Family of girl killed by Latvian builder seek to give her inquest more powers
A CORONER is today expected to decide whether the inquest into the death of schoolgirl Alice Gross should investigate wider questions around what authorities knew, or ought to have known, about her murderer.
Human rights organisation Liberty, which is representing Alice’s family, has made submissions that the case engages Article 2 of the European Convention on Human Rights, enshrined into UK law in the Human Rights Act.
If the coroner agrees, the forthcoming inquest would not be limited to looking solely into the cause of her death, but could also consider the broader circumstances surrounding it, Liberty said.
Alice, 14, went missing in August last year. Her body was discovered the following month in the Grand Union Canal in Ealing, west London.
Arnis Zalkalns, 41, a builder from Latvia who had come to the UK in 2007, had been named as a suspect in her disappearance. He was later found hanged in woodland nearby. No-one else has been named as being wanted in connection with Alice’s death.

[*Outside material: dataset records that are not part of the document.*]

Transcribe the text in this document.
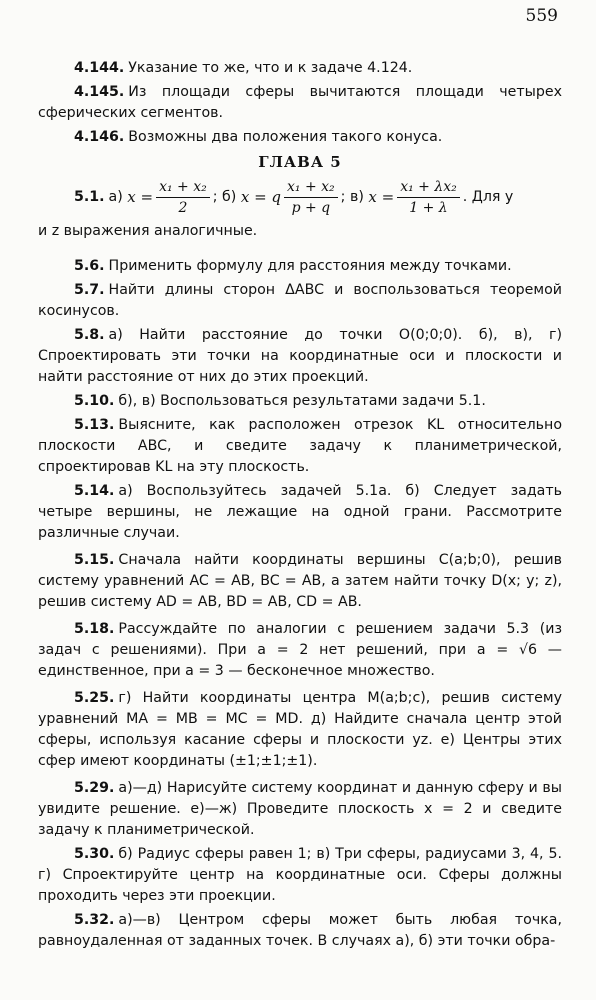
559

4.144. Указание то же, что и к задаче 4.124.

4.145. Из площади сферы вычитаются площади четырех сферических сегментов.

4.146. Возможны два положения такого конуса.

ГЛАВА 5
5.1. а)
$x = \frac{\text{x₁ + x₂}}{2}$ ;
б)
x = q $\frac{\text{x₁ + x₂}}{p + q}$ ;
в)
$x = \frac{\text{x₁ + λx₂}}{1 + \lambda}$ . Для y

и z выражения аналогичные.

5.6. Применить формулу для расстояния между точками.

5.7. Найти длины сторон ΔABC и воспользоваться теоремой косинусов.

5.8. а) Найти расстояние до точки O(0;0;0). б), в), г) Спроектировать эти точки на координатные оси и плоскости и найти расстояние от них до этих проекций.

5.10. б), в) Воспользоваться результатами задачи 5.1.

5.13. Выясните, как расположен отрезок KL относительно плоскости ABC, и сведите задачу к планиметрической, спроектировав KL на эту плоскость.

5.14. а) Воспользуйтесь задачей 5.1а. б) Следует задать четыре вершины, не лежащие на одной грани. Рассмотрите различные случаи.

5.15. Сначала найти координаты вершины C(a;b;0), решив систему уравнений AC = AB, BC = AB, а затем найти точку D(x; y; z), решив систему AD = AB, BD = AB, CD = AB.

5.18. Рассуждайте по аналогии с решением задачи 5.3 (из задач с решениями). При a = 2 нет решений, при a = √6 — единственное, при a = 3 — бесконечное множество.

5.25. г) Найти координаты центра M(a;b;c), решив систему уравнений MA = MB = MC = MD. д) Найдите сначала центр этой сферы, используя касание сферы и плоскости yz. е) Центры этих сфер имеют координаты (±1;±1;±1).

5.29. а)—д) Нарисуйте систему координат и данную сферу и вы увидите решение. е)—ж) Проведите плоскость x = 2 и сведите задачу к планиметрической.

5.30. б) Радиус сферы равен 1; в) Три сферы, радиусами 3, 4, 5. г) Спроектируйте центр на координатные оси. Сферы должны проходить через эти проекции.

5.32. а)—в) Центром сферы может быть любая точка, равноудаленная от заданных точек. В случаях а), б) эти точки обра-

In January this year, police confirmed they believed Zalkalns was responsible. The Crown Prosecution Service said he would have been charged with murder had he been alive.
Zalkalns had previously been convicted of the murder of his wife in Latvia. He had been jailed, but was later released and travelled to the UK.
A spokesman for Liberty said: “It appears the British authorities were not aware of his conviction. In 2009, he was arrested on suspicion of sexual assault on a teenage girl in London, but charges were not brought and he was released.
“Alice’s family wishes to know how it can be that, within EU member states, basic information-sharing cannot be arranged to ensure authorities are notified of the presence of people who pose a potentially high risk to the public.
“The family is aware that a system appears to exist for extracting information about foreign nationals from their home country if they are arrested in the UK, and wishes to know why, when Zalkalns was arrested in 2009, further inquiries were not made of Latvian authorities.”
The hearing will be held at West London Coroner’s Court.